Hint: Using the given total pressure of gas and vapour pressure of water calculate the pressure of dry hydrogen gas at \[23^\circ {\text{C}}\]. Using the combined gas law, calculate the dry hydrogen gas under NTP conditions.

Formula Used:
\[{\text{Total pressure = Water vapor pressure + Pressure of dry hydrogen gas}}\]
Combined gas law: \[\dfrac{{{P_1}{V_1}}}{{{T_1}}} = \dfrac{{{P_2}{V_2}}}{{{T_2}}}\]

Complete answer:
We have given total pressure of gas and vapour pressure of water at \[23^\circ {\text{C}}\].
Total pressure = \[{\text{99085 N}}{{\text{m}}^{{\text{ - 2}}}}\]
Vapour pressure of water = \[{\text{2973 N}}{{\text{m}}^{{\text{ - 2}}}}\]
Using the total pressure of gas and vapour pressure of water we have to calculate the pressure of dry hydrogen gas at \[23^\circ {\text{C}}\].
\[{\text{Total pressure = Water vapor pressure + Pressure of dry hydrogen gas}}\]
Substitute \[{\text{99085 N}}{{\text{m}}^{{\text{ - 2}}}}\] for total pressure, \[{\text{2973 N}}{{\text{m}}^{{\text{ - 2}}}}\] for water vapour pressure and calculate the pressure of dry hydrogen gas.
\[\Rightarrow {\text{99085 N}}{{\text{m}}^{{\text{ - 2}}}} = {\text{2973 N}}{{\text{m}}^{{\text{ - 2}}}}{\text{ + Pressure of dry hydrogen gas}}\]
\[\Rightarrow {\text{Pressure of dry hydrogen gas = 99085 N}}{{\text{m}}^{{\text{ - 2}}}} - {\text{2973 N}}{{\text{m}}^{{\text{ - 2}}}} = 96112{\text{N}}{{\text{m}}^{{\text{ - 2}}}}\]
Now using the combined gas law we can calculate the volume of dry gas under NTP conditions.
\[\dfrac{{{P_1}{V_1}}}{{{T_1}}} = \dfrac{{{P_2}{V_2}}}{{{T_2}}}\]
\[{P_1}\] = \[96112{\text{N}}{{\text{m}}^{{\text{ - 2}}}}\]
\[{V_1}\] = \[0.145{\text{ d}}{{\text{m}}^{\text{3}}}\]
\[{T_1} = 23^\circ {\text{C}} = {\text{ (23 + 273)K = 296 K}}\]
At NTP condition pressure is 1 atm and temperature is \[20^\circ {\text{C}}\].
\[{P_2} = 1{\text{ atm = 101325 N}}{{\text{m}}^{{\text{ - 2}}}}\]
\[{T_2} = {\text{ 20}}^\circ {\text{C}} = {\text{ 293 K}}\]
\[\Rightarrow \dfrac{{96112{\text{N}}{{\text{m}}^{{\text{ - 2}}}} \times 0.145{\text{ d}}{{\text{m}}^{\text{3}}}}}{{{\text{296 K}}}} = \dfrac{{{\text{101325 N}}{{\text{m}}^{{\text{ - 2}}}}{{ \times }}{{\text{V}}_{\text{2}}}}}{{{\text{293K}}}}\]
\[\Rightarrow {V_2} = 0.136{\text{ d}}{{\text{m}}^{\text{3}}}\]
Thus, the volume of dry hydrogen gas under NTP conditions is \[0.136{\text{ d}}{{\text{m}}^{\text{3}}}\].

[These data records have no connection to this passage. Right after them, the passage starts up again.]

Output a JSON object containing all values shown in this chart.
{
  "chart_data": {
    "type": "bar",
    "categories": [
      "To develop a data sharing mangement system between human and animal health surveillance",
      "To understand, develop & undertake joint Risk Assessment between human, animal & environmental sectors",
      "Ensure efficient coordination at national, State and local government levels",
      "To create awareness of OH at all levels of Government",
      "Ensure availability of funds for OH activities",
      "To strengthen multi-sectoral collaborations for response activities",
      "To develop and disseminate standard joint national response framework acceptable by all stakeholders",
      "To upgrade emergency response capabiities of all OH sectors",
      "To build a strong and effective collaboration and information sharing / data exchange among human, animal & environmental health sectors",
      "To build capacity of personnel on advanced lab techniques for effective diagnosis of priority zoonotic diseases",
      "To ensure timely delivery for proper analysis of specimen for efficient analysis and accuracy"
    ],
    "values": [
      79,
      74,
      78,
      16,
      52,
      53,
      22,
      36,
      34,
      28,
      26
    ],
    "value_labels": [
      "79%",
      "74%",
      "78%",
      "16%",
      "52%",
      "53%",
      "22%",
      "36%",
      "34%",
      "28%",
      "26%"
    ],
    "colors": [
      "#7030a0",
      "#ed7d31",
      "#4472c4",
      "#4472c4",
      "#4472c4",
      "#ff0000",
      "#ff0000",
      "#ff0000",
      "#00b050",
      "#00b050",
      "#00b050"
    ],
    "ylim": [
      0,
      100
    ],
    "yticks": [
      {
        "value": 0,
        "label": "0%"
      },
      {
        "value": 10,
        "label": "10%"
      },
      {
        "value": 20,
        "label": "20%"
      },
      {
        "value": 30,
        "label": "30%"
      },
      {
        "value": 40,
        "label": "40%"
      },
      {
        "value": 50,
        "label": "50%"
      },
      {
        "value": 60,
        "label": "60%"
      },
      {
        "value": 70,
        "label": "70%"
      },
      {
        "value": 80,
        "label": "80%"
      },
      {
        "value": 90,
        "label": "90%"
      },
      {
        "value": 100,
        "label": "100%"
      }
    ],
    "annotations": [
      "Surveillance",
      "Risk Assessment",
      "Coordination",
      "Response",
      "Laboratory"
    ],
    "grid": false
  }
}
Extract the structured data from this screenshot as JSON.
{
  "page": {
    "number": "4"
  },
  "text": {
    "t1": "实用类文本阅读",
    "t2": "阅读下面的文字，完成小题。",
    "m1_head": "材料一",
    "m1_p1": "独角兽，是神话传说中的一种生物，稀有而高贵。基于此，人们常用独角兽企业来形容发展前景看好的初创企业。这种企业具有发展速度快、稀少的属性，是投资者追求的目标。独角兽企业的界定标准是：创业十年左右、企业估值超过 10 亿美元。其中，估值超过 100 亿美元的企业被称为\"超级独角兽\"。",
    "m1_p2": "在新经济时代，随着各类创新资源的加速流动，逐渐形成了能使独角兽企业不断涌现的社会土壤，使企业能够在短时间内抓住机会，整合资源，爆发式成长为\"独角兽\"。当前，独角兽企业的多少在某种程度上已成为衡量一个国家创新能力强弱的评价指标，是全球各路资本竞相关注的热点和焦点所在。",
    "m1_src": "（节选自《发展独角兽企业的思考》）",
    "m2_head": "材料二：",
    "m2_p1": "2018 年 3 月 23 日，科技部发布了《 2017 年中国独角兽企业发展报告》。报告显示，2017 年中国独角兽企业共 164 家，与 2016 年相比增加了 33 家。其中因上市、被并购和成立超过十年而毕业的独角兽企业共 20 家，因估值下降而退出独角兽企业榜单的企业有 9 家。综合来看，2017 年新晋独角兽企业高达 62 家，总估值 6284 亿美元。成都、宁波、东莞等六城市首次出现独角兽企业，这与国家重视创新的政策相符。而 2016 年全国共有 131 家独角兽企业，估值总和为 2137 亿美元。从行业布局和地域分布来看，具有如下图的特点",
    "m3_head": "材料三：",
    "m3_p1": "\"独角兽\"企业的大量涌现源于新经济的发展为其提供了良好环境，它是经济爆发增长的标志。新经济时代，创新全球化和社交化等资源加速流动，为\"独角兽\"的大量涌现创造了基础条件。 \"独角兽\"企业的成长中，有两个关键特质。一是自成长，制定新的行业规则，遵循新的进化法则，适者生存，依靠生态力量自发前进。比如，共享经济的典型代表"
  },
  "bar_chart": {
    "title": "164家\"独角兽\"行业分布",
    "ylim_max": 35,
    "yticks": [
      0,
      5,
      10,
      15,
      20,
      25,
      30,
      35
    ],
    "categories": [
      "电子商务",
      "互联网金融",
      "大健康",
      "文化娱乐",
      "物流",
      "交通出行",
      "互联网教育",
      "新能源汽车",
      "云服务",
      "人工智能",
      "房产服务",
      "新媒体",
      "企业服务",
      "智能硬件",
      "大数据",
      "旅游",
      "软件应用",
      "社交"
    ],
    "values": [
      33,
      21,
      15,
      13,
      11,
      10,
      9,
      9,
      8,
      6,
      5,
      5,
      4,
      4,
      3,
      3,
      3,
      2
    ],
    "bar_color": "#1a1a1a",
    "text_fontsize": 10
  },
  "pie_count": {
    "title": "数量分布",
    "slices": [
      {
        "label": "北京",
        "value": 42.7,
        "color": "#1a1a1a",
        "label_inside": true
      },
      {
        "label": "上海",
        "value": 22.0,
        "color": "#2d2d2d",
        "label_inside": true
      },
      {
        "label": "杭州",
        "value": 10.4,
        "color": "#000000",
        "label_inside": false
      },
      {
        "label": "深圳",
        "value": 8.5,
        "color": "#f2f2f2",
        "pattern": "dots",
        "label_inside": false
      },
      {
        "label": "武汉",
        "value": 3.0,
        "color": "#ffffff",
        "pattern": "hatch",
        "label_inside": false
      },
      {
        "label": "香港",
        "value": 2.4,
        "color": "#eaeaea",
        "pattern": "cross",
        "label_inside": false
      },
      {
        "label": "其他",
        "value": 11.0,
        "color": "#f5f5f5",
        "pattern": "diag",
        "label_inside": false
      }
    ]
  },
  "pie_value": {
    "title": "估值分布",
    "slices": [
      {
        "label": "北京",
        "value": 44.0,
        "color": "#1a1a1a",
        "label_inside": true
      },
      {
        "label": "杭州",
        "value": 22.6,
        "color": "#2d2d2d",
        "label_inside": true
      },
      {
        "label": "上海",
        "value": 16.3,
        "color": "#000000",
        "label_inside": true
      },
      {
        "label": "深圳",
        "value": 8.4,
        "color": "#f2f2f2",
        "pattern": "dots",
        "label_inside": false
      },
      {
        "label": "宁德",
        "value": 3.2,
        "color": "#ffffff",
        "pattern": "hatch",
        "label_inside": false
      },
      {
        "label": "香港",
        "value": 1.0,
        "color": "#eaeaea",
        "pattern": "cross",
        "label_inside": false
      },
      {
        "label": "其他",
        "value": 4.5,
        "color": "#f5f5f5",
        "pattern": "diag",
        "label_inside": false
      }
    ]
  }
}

Hence, option (A) \[0.136{\text{ d}}{{\text{m}}^{\text{3}}}\] is the correct answer.

Note:
Water vapour pressure varies with temperature. When gas collected over water the total pressure is the sum of the vapour pressure of water and pressure of the gas.